# Super noob question-toilet paper



## iBetta (Jun 19, 2011)

Hi everyone, 

I'm fairly new to this hobby, and I saw a lot of pictures of members putting a roll of toilet paper in their tanks. 

What exactly is the function of it? To decrease the water flow when you pour in water to not stir up the substrate? To create a raised foundation to put wood in it?

I would really appreciate if someone were to answer my question.

Many thanks! 

ibetta


----------



## ThaChingster (Feb 25, 2011)

This made me chuckle a bit.

The toilet paper and spoon have no use inside the tank. It is just there to prove that the tank is newly set up.

Its a part of our aquascaping competition here on gtaaquaria; we picked two random household items and each new tank had to have those items inside.

Welcome, fellow york regioner!


----------



## iBetta (Jun 19, 2011)

LOOOOOOOOOOOOL OMG AHHA now im a bit embarassed. . well thanks very much for clearing that up!


----------



## Riceburner (Mar 14, 2008)

it's to soften the GTA water in the tanks....you have to spoon it in.

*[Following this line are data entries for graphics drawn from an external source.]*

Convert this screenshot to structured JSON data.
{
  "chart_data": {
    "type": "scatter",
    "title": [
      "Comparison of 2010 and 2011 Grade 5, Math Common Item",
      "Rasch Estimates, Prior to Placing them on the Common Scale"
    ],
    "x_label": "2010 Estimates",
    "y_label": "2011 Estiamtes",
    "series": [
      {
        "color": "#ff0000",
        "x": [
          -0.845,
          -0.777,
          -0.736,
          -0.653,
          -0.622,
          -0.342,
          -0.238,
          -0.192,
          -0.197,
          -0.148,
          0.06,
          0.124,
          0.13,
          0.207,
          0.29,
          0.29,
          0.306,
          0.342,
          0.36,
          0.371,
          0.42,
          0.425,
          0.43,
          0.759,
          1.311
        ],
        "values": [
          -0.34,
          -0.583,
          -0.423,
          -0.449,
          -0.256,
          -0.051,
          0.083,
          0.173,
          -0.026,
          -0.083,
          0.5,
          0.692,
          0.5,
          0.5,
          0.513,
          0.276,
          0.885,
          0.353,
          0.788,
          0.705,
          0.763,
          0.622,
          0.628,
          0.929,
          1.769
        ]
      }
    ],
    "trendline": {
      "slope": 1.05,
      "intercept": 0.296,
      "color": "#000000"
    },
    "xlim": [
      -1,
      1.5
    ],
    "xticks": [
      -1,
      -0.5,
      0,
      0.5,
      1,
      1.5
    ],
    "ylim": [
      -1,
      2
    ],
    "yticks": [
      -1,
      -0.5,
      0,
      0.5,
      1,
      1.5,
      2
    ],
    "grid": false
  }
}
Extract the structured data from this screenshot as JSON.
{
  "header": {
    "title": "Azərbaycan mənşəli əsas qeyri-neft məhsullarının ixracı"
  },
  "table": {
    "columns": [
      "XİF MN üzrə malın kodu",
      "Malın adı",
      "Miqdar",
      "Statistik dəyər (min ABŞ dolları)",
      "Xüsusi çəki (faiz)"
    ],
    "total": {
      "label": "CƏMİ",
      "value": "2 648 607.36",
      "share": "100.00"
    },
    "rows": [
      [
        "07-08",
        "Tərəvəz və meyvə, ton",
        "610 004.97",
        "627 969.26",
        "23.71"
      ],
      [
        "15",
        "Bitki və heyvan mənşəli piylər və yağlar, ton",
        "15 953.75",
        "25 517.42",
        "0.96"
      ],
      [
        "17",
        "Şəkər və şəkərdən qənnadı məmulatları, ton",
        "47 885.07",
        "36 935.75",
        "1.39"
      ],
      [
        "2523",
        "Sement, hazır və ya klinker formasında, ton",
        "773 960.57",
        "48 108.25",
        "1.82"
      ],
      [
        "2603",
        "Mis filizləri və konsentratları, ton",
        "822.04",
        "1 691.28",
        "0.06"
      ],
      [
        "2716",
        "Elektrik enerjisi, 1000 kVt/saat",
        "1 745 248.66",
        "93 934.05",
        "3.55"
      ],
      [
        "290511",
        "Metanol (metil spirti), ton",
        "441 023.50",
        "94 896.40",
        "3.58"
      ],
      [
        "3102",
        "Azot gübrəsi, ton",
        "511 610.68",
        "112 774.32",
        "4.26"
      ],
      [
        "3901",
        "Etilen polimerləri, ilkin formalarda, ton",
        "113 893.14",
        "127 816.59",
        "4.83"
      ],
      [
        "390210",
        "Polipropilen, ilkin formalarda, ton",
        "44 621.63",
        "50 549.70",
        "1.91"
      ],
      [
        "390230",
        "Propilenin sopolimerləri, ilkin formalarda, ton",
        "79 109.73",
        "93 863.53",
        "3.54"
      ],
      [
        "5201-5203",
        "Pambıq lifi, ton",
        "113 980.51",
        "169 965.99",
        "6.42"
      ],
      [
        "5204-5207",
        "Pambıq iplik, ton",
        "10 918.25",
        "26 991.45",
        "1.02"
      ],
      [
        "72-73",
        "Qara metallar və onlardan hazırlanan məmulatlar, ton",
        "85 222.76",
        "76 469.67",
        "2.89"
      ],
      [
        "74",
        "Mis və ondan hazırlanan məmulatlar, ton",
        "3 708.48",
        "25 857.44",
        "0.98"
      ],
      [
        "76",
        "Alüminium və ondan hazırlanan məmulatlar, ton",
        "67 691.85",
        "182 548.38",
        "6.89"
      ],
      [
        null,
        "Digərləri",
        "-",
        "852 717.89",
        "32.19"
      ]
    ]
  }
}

No question is dumb, if you don't know.




....mostly.


----------



## carmenh (Dec 20, 2009)

LOL, no need to be embarrassed, I think everyone can imagine how freakin confusing that would have been and laugh _with_ not _at_ you about it!
Welcome!



iBetta said:


> LOOOOOOOOOOOOL OMG AHHA now im a bit embarassed. . well thanks very much for clearing that up!


----------



## Kerohime (Jan 10, 2011)

lmao that was great! 

I would have asked the same question if I was new here.


----------



## iBetta (Jun 19, 2011)

ahaha I thought at least the roll of toilet paper was actually kept inside or something . im learning at lot from this forum! this is pretty much site ive been spending the most time on this past week! the people here know so much !


----------